Non vedo ragioni per modificare nessuno di questi punti, nemmeno se alla fine vincesse Biden (cosa su cui non mi sento di scommettere un centesimo). Una vittoria di misura non farebbe che ribadire la divisione irrimediabile, lo scisma culturale in cui vivono, o meglio, annaspano gli Stati Uniti. Niente cambierebbe il fatto che dall’America “rossa” (repubblicana) il 3 novembre 2020 si è levato un gigantesco “Me ne fotto”. Me ne fotto della pandemia, del cambiamento climatico, dei diritti delle minoranze, delle donne, dei gay e dei transgender, me ne fotto dei veterani di guerra, me ne fotto dell’assistenza sanitaria estesa a tutti perché è un diritto per me ma non per te, me ne fotto dei poveri perché a me piacciono i ricchi e voglio vederli in televisione dalla mattina alla sera, me ne fotto della posizione dell’America nel mondo, della Danimarca e della Svezia dove mi dicono che stanno meglio di noi ma io non ci credo e poi non so neanche dove sono.
Me ne fotto perché se appartengo alla middle class ci sono solo due cose che m’importano: che Trump non inizi una nuova guerra con il rischio di mandare in crisi l’economia, e che l’indice della borsa continui a salire. (Questo non me lo sono inventato; sono gli argomenti più seri portati avanti da coloro che hanno deciso di votare Trump perché è il minore dei mali; perfino i conservatori ne hanno abbastanza delle guerre umanitarie.)

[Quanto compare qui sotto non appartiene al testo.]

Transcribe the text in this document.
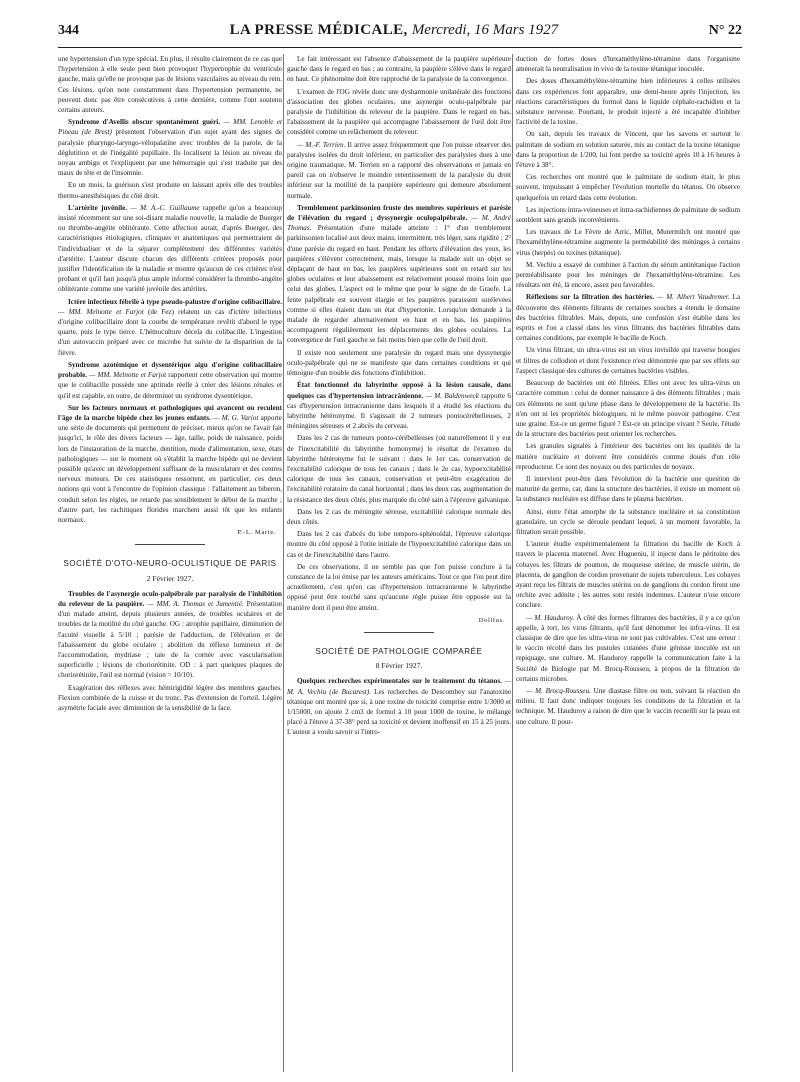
344	LA PRESSE MÉDICALE, Mercredi, 16 Mars 1927	N° 22

une hypertension d'un type spécial. En plus, il résulte clairement de ce cas que l'hypertension à elle seule peut bien provoquer l'hypertrophie du ventricule gauche, mais qu'elle ne provoque pas de lésions vasculaires au niveau du rein. Ces lésions, qu'on note constamment dans l'hypertension permanente, ne peuvent donc pas être consécutives à cette dernière, comme l'ont soutenu certains auteurs.

Syndrome d'Avellis obscur spontanément guéri. — MM. Lenoble et Pineau (de Brest) présentent l'observation d'un sujet ayant des signes de paralysie pharyngo-laryngo-vélopalatine avec troubles de la parole, de la déglutition et de l'inégalité pupillaire. Ils localisent la lésion au niveau du noyau ambigu et l'expliquent par une hémorragie qui s'est traduite par des maux de tête et de l'insomnie.

En un mois, la guérison s'est produite en laissant après elle des troubles thermo-anesthésiques du côté droit.

L'artérite juvénile. — M. A.-C. Guillaume rappelle qu'on a beaucoup insisté récemment sur une soi-disant maladie nouvelle, la maladie de Buerger ou thrombo-angéite oblitérante. Cette affection aurait, d'après Buerger, des caractéristiques étiologiques, cliniques et anatomiques qui permettraient de l'individualiser et de la séparer complètement des différentes variétés d'artérite. L'auteur discute chacun des différents critères proposés pour justifier l'identification de la maladie et montre qu'aucun de ces critères n'est probant et qu'il faut jusqu'à plus ample informé considérer la thrombo-angéite oblitérante comme une variété juvénile des artérites.

Ictère infectieux fébrile à type pseudo-palustre d'origine colibacillaire. — MM. Melnotte et Farjot (de Fez) relatent un cas d'ictère infectieux d'origine colibacillaire dont la courbe de température revêtit d'abord le type quarte, puis le type tierce. L'hémoculture décela du colibacille. L'ingestion d'un autovaccin préparé avec ce microbe fut suivie de la disparition de la fièvre.

Syndrome azotémique et dysentérique aigu d'origine colibacillaire probable. — MM. Melnotte et Farjot rapportent cette observation qui montre que le colibacille possède une aptitude réelle à créer des lésions rénales et qu'il est capable, en outre, de déterminer un syndrome dysentérique.

Sur les facteurs normaux et pathologiques qui avancent ou reculent l'âge de la marche bipède chez les jeunes enfants. — M. G. Variot apporte une série de documents qui permettent de préciser, mieux qu'on ne l'avait fait jusqu'ici, le rôle des divers facteurs — âge, taille, poids de naissance, poids lors de l'instauration de la marche, dentition, mode d'alimentation, sexe, états pathologiques — sur le moment où s'établit la marche bipède qui ne devient possible qu'avec un développement suffisant de la musculature et des centres nerveux moteurs. De ces statistiques ressortent, en particulier, ces deux notions qui vont à l'encontre de l'opinion classique : l'allaitement au biberon, conduit selon les règles, ne retarde pas sensiblement le début de la marche ; d'autre part, les rachitiques florides marchent aussi tôt que les enfants normaux.

P.-L. Marie.
SOCIÉTÉ D'OTO-NEURO-OCULISTIQUE DE PARIS
2 Février 1927.

Troubles de l'asynergie oculo-palpébrale par paralysie de l'inhibition du releveur de la paupière. — MM. A. Thomas et Jumentié. Présentation d'un malade atteint, depuis plusieurs années, de troubles oculaires et de troubles de la motilité du côté gauche. OG : atrophie papillaire, diminution de l'acuité visuelle à 5/10 ; parésie de l'adduction, de l'élévation et de l'abaissement du globe oculaire ; abolition du réflexe lumineux et de l'accommodation, mydriase ; taie de la cornée avec vascularisation superficielle ; lésions de choriorétinite. OD : à part quelques plaques de choriorétinite, l'œil est normal (vision = 10/10).

Exagération des réflexes avec hémirigidité légère des membres gauches. Flexion combinée de la cuisse et du tronc. Pas d'extension de l'orteil. Légère asymétrie faciale avec diminution de la sensibilité de la face.

Le fait intéressant est l'absence d'abaissement de la paupière supérieure gauche dans le regard en bas ; au contraire, la paupière s'élève dans le regard en haut. Ce phénomène doit être rapproché de la paralysie de la convergence.

L'examen de l'OG révèle donc une dysharmonie unilatérale des fonctions d'association des globes oculaires, une asynergie oculo-palpébrale par paralysie de l'inhibition du releveur de la paupière. Dans le regard en bas, l'abaissement de la paupière qui accompagne l'abaissement de l'œil doit être considéré comme un relâchement du releveur.

— M.-F. Terrien. Il arrive assez fréquemment que l'on puisse observer des paralysies isolées du droit inférieur, en particulier des paralysies dues à une origine traumatique. M. Terrien en a rapporté des observations et jamais en pareil cas on n'observe le moindre retentissement de la paralysie du droit inférieur sur la motilité de la paupière supérieure qui demeure absolument normale.

Tremblement parkinsonien fruste des membres supérieurs et parésie de l'élévation du regard ; dyssynergie oculopalpébrale. — M. André Thomas. Présentation d'une malade atteinte : 1° d'un tremblement parkinsonien localisé aux deux mains, intermittent, très léger, sans rigidité ; 2° d'une parésie du regard en haut. Pendant les efforts d'élévation des yeux, les paupières s'élèvent correctement, mais, lorsque la malade suit un objet se déplaçant de haut en bas, les paupières supérieures sont en retard sur les globes oculaires et leur abaissement est relativement poussé moins loin que celui des globes. L'aspect est le même que pour le signe de de Graefe. La fente palpébrale est souvent élargie et les paupières paraissent surélevées comme si elles étaient dans un état d'hypertonie. Lorsqu'on demande à la malade de regarder alternativement en haut et en bas, les paupières accompagnent régulièrement les déplacements des globes oculaires. La convergence de l'œil gauche se fait moins bien que celle de l'œil droit.

Il existe non seulement une paralysie du regard mais une dyssynergie oculo-palpébrale qui ne se manifeste que dans certaines conditions et qui témoigne d'un trouble des fonctions d'inhibition.

État fonctionnel du labyrinthe opposé à la lésion causale, dans quelques cas d'hypertension intracrânienne. — M. Baldenweck rapporte 6 cas d'hypertension intracranienne dans lesquels il a étudié les réactions du labyrinthe hétéronyme. Il s'agissait de 2 tumeurs pontocérébelleuses, 2 méningites séreuses et 2 abcès du cerveau.

Dans les 2 cas de tumeurs ponto-cérébelleuses (où naturellement il y eut de l'inexcitabilité du labyrinthe homonyme) le résultat de l'examen du labyrinthe hétéronyme fut le suivant : dans le 1er cas, conservation de l'excitabilité calorique de tous les canaux ; dans le 2e cas, hypoexcitabilité calorique de tous les canaux, conservation et peut-être exagération de l'excitabilité rotatoire du canal horizontal ; dans les deux cas, augmentation de la résistance des deux côtés, plus marquée du côté sain à l'épreuve galvanique.

Dans les 2 cas de méningite séreuse, excitabilité calorique normale des deux côtés.

Dans les 2 cas d'abcès du lobe temporo-sphénoïdal, l'épreuve calorique montre du côté opposé à l'otite initiale de l'hypoexcitabilité calorique dans un cas et de l'inexcitabilité dans l'autre.

De ces observations, il ne semble pas que l'on puisse conclure à la constance de la loi émise par les auteurs américains. Tout ce que l'on peut dire actuellement, c'est qu'en cas d'hypertension intracranienne le labyrinthe opposé peut être touché sans qu'aucune règle puisse être opposée sur la manière dont il peut être atteint.

Dollfus.
SOCIÉTÉ DE PATHOLOGIE COMPARÉE
8 Février 1927.

Quelques recherches expérimentales sur le traitement du tétanos. — M. A. Vechiu (de Bucarest). Les recherches de Descombey sur l'anatoxine tétanique ont montré que si, à une toxine de toxicité comprise entre 1/3000 et 1/15000, on ajoute 2 cm3 de formol à 10 pour 1000 de toxine, le mélange placé à l'étuve à 37-38° perd sa toxicité et devient inoffensif en 15 à 25 jours. L'auteur a voulu savoir si l'intro-

duction de fortes doses d'hexaméthylène-tétramine dans l'organisme amènerait la neutralisation in vivo de la toxine tétanique inoculée.

Des doses d'hexaméthylène-tétramine bien inférieures à celles utilisées dans ces expériences font apparaître, une demi-heure après l'injection, les réactions caractéristiques du formol dans le liquide céphalo-rachidien et la substance nerveuse. Pourtant, le produit injecté a été incapable d'inhiber l'activité de la toxine.

On sait, depuis les travaux de Vincent, que les savons et surtout le palmitate de sodium en solution saturée, mis au contact de la toxine tétanique dans la proportion de 1/200, lui font perdre sa toxicité après 10 à 16 heures à l'étuve à 38°.

Ces recherches ont montré que le palmitate de sodium était, le plus souvent, impuissant à empêcher l'évolution mortelle du tétanos. On observe quelquefois un retard dans cette évolution.

Les injections intra-veineuses et intra-rachidiennes de palmitate de sodium semblent sans grands inconvénients.

Les travaux de Le Fèvre de Arric, Millet, Mutermilch ont montré que l'hexaméthylène-tétramine augmente la perméabilité des méninges à certains virus (herpès) ou toxines (tétanique).

M. Vechiu a essayé de combiner à l'action du sérum antitétanique l'action perméabilisante pour les méninges de l'hexaméthylène-tétramine. Les résultats ont été, là encore, assez peu favorables.

Réflexions sur la filtration des bactéries. — M. Albert Vaudremer. La découverte des éléments filtrants de certaines souches a étendu le domaine des bactéries filtrables. Mais, depuis, une confusion s'est établie dans les esprits et l'on a classé dans les virus filtrants des bactéries filtrables dans certaines conditions, par exemple le bacille de Koch.

Un virus filtrant, un ultra-virus est un virus invisible qui traverse bougies et filtres de collodion et dont l'existence n'est démontrée que par ses effets sur l'aspect classique des cultures de certaines bactéries visibles.

Beaucoup de bactéries ont été filtrées. Elles ont avec les ultra-virus un caractère commun : celui de donner naissance à des éléments filtrables ; mais ces éléments ne sont qu'une phase dans le développement de la bactérie. Ils n'en ont ni les propriétés biologiques, ni le même pouvoir pathogène. C'est une graine. Est-ce un germe figuré ? Est-ce un principe vivant ? Seule, l'étude de la structure des bactéries peut orienter les recherches.

Les granules signalés à l'intérieur des bactéries ont les qualités de la matière nucléaire et doivent être considérés comme doués d'un rôle reproducteur. Ce sont des noyaux ou des particules de noyaux.

Il intervient peut-être dans l'évolution de la bactérie une question de maturité du germe, car, dans la structure des bactéries, il existe un moment où la substance nucléaire est diffuse dans le plasma bactérien.

Ainsi, entre l'état amorphe de la substance nucléaire et sa constitution granulaire, un cycle se déroule pendant lequel, à un moment favorable, la filtration serait possible.

L'auteur étudie expérimentalement la filtration du bacille de Koch à travers le placenta maternel. Avec Hugueniu, il injecte dans le péritoine des cobayes les filtrats de poumon, de muqueuse utérine, de muscle utérin, de placenta, de ganglion de cordon provenant de sujets tuberculeux. Les cobayes ayant reçu les filtrats de muscles utérins ou de ganglions du cordon firent une orchite avec adénite ; les autres sont restés indemnes. L'auteur n'ose encore conclure.

— M. Hauduroy. À côté des formes filtrantes des bactéries, il y a ce qu'on appelle, à tort, les virus filtrants, qu'il faut dénommer les infra-virus. Il est classique de dire que les ultra-virus ne sont pas cultivables. C'est une erreur : le vaccin récolté dans les pustules cutanées d'une génisse inoculée est un repiquage, une culture. M. Hauduroy rappelle la communication faite à la Société de Biologie par M. Brocq-Rousseu, à propos de la filtration de certains microbes.

— M. Brocq-Rousseu. Une diastase filtre ou non, suivant la réaction du milieu. Il faut donc indiquer toujours les conditions de la filtration et la technique. M. Hauduroy a raison de dire que le vaccin recueilli sur la peau est une culture. Il pour-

Me ne fotto perché se appartengo alla working class non perdonerò mai ai democratici di avermi svenduto al Messico e al Canada con il NAFTA (il trattato nordamericano per il libero commercio) del gennaio 1994, quando era presidente Bill Clinton, e ringrazio Trump per averlo rinegoziato nel gennaio del 2020, anche se i milioni di nuovi posti di lavoro da lui promessi non si sono ancora visti. (Nemmeno questo me lo sono inventato. Nell’epoca della globalizzazione, l’unico modo di assicurarsi i voti della classe operaia è mentire. Altri non ce ne sono. Clinton ci era riuscito, e la menzogna per un po’ ha tenuto. Poi ne ha fatto le spese Hillary, e ora ne fanno le spese i democratici che devono letteralmente implorare gli operai di votare per loro e non per un ricco bancarottiere che mente meglio di loro.)
Detto questo, le analisi sociologiche e politologiche dovrebbero lasciare il posto a uno sguardo antropologico più generale e che dovrebbe cominciare da quello che Oscar Wilde già diceva più di cent’anni fa: che gli Stati Uniti sono l’unico paese al mondo in grado di andare dalla barbarie alla decadenza senza passare per la civiltà. Ma c’è un altro approccio che in questo momento è più utile: impariamo la lezione, smettiamola di preoccuparci per gli Stati Uniti, che se ne fottono anche di loro stessi. Lasciamoli perdere, con i loro fucili semiautomatici e la loro political correctness (due facce della stessa medaglia). Impariamo a fare a meno di loro, è quello che loro stessi vogliono. Io purtroppo non posso, sono sempre qui, ma voi che mi leggete siete ancora in tempo.